Users of Apple iPhones, iPads, iPod Touch devices and Macs have an effective video-calling application supported by their devices and developed by Apple. Incorporated directly in iPhones since version 4, FaceTime is perhaps the easiest and most intuitive video chat app to use on a smartphone. Adding FaceTime to your compatible MacBook takes a 99-cent purchase and download from the Mac App Store.

MacBook Requirements

FaceTime runs on any Mac computer running the OS X 10.6.6 or later operating system. Video calls require a built-in FaceTime camera, built-in or external iSight camera or a USB or FireWire digital video camera. An Apple ID serves as your MacBook's "phone number." An Internet connection that can upstream and downstream at a minimum of 128 kilobits per second supports basic video calling. One megabit per second speed is required for high-definition video calls, but HD sending and receiving is limited to certain supported MacBooks.

Placing and Receiving Calls

FaceTime's design focuses on seamless incorporation in iPhones, where placing a video call is as simple as placing a voice call. That ease-of-use carries over to FaceTime for Macs. After you download the app and enter your Apple ID, FaceTime uses your existing Address Book to generate contacts, from which a single click places a video call. Incoming calls ring on every Apple device in your arsenal, even if FaceTime isn't running.

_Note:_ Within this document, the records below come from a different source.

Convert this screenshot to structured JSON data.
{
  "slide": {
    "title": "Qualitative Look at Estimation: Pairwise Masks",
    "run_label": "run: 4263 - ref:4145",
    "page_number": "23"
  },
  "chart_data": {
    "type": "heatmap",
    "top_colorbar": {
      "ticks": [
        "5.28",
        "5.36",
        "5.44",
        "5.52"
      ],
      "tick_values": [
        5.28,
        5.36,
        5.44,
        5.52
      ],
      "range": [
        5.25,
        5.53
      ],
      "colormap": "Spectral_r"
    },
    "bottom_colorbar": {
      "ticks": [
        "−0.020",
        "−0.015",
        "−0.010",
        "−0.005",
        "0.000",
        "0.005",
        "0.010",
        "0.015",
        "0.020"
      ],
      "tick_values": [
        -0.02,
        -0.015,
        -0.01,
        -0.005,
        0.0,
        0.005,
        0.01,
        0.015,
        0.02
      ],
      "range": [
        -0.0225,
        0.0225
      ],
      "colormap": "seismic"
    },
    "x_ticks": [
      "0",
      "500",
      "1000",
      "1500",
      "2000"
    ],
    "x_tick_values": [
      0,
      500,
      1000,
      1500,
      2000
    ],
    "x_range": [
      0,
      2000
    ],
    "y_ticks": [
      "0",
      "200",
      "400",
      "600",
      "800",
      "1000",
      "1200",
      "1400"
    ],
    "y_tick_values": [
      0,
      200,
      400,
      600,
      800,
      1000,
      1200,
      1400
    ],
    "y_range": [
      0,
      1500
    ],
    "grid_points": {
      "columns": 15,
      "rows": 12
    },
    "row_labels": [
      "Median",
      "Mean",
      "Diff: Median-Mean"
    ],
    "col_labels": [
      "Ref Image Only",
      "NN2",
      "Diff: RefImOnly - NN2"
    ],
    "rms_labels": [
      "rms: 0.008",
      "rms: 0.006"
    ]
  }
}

Using FaceTime Effectively

While FaceTime is easy to set up and use, video calls may require some thought on presentation, particularly in business or work settings. A built-in camera points up toward the user's face when a MacBook is at lap height, rarely a flattering angle. Ideally, the camera is situated just above eye level. Relying on natural window light may not be the best option either unless the user is facing a window directly, which makes seeing the MacBook screen difficult.

Tips, Tricks and Traps

Problems with calls to iOS devices may stem from expired certificates on those devices. Your call partners may benefit from updating their operating systems. Using FaceTime behind network firewalls may require port forwarding. Apple supplies the necessary port information for your IT department. Voice calls and FaceTime calls are separate. You can switch from voice to FaceTime, at which time the voice call ends, but you cannot move from a FaceTime call to voice. Note that FaceTime is not supported by all cell phone service providers, so you may not be able to connect with some iPhone users through cell service, but you can still reach that iPhone when it has an active Wi-Fi connection.